Antipodes

Comme souvent, je faisais les cent pas sur le trottoir en attendant le bus. Cependant d’ordinaire, j’ai moins d’avance et brusquement ces allers-retours sur un si petit carré de bitume en sont venus à me taper sur les nerfs. Je n’ai jamais aimé attendre, c’est certain, seulement cet agacement soudain m’a semblé excessif. Je me suis alors promis d’y réfléchir, mais plus tard, ne me sentant pas en état de prendre le recul nécessaire à ce moment précis.

Pourtant, après quelques pas supplémentaires, j’ai tout de même décidé de cesser mes gesticulations et d’attendre résolument sans plus bouger, les pieds bien alignés, plantés au sol. Je ne les quittais pas des yeux quand j’ai pensé à mes orteils, collés en rangs dans mes bottes et l’image m’est apparue, comme si j’avais pu voir à travers le plastique et le tissu de mes chaussettes. Puis mon regard est allé se cogner contre le trottoir gris.

Subitement, alors que ça n’était jamais arrivé, peut-être prise dans l’élan de cette vision transperçante, je me suis surprise à me demander ce qu’il pouvait bien y avoir là, sous mes pieds, à l’autre bout de la terre. Si on la traversait sans jamais dévier, franchissant son centre et débouchant à nouveau à l’air libre de l’autre côté, aux antipodes est le mot juste, que découvrirait-on ? Qui découvrirait-on ? Comme je n’ai pas un très grand sens de l’orientation, je dois avouer que j’ai pensé que cette question était trop grande pour moi. Mais il était trop tard, mon esprit était déjà en route et tentait de recourber le planisphère qui s’était spontanément présenté à lui pour tenter de visualiser une région qui pourrait correspondre. Intuitivement, peut-être en raison de vielles connaissances perdues de vue, je pensais à l’océan indien, pourquoi pas l’Australie. Je m’imaginais, à cette seconde, une autre comme moi, sentant confusément un appel, s’arrêtant un instant pour regarder le sol, et m’imaginer en retour. Je la pensais frôlée par des piétons pressés, contrariés par cet arrêt brutal dans leur marche vers telle ou telle activité qui ne pouvait pas attendre. Puis je m’amusais de mon égocentrisme qui en faisait une citadine me ressemblant, alors qu’elle ou encore il, pouvait vivre à flanc de montage, quelque part dans le désert ou encore dans le Bush. Enfin, je réalisais que le décalage horaire rendait ces scénarios plus qu’improbables, et que ces autres quelques soient leurs lieux d’existence, se contentaient au mieux de me rêver, profitant d’une agréable nuit étoilée, ou non.

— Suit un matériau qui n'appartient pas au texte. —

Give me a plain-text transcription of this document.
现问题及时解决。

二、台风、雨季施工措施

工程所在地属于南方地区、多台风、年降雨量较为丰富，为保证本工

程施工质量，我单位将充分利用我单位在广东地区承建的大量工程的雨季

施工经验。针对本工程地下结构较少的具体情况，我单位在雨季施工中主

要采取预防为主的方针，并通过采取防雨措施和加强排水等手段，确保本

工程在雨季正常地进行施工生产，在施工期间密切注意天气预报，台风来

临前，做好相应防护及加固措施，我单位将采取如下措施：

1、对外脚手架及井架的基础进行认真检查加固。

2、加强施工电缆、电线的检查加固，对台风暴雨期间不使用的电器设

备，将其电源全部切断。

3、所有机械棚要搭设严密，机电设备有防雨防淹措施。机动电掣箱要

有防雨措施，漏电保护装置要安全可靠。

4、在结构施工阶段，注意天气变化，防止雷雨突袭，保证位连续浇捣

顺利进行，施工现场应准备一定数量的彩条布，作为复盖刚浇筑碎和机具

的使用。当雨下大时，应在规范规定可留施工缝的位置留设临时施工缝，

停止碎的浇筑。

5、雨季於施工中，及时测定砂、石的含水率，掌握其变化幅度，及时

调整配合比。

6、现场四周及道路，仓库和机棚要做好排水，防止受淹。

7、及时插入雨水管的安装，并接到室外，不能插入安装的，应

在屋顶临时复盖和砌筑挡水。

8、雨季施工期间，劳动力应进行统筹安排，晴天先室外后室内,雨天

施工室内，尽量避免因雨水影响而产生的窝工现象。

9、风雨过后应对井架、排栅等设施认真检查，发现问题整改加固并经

Vous rigolerez si vous voulez, mais j’ai vérifié. J’ai même été étonnée de pouvoir le faire avec une très grande précision, grâce à des personnes qui ayant réfléchi à cette question bien avant moi ont eu l’idée de créer un outil très utile qui permet en quelques secondes d’obtenir la réponse. Et il se trouve que je n’étais pas si loin, à ceci près que mon antipode tombe à quelques kilomètres au sud-est de l’Australie, en plein océan, au large des côtes de la Nouvelle-Zélande. J’avoue être très déconcertée, mais que d’une certaine façon, penser à cet autre qui devient ainsi cachalot parcourant un océan dont j’ignore tout, ouvre des perspectives qui m’inspirent une certaine humilité.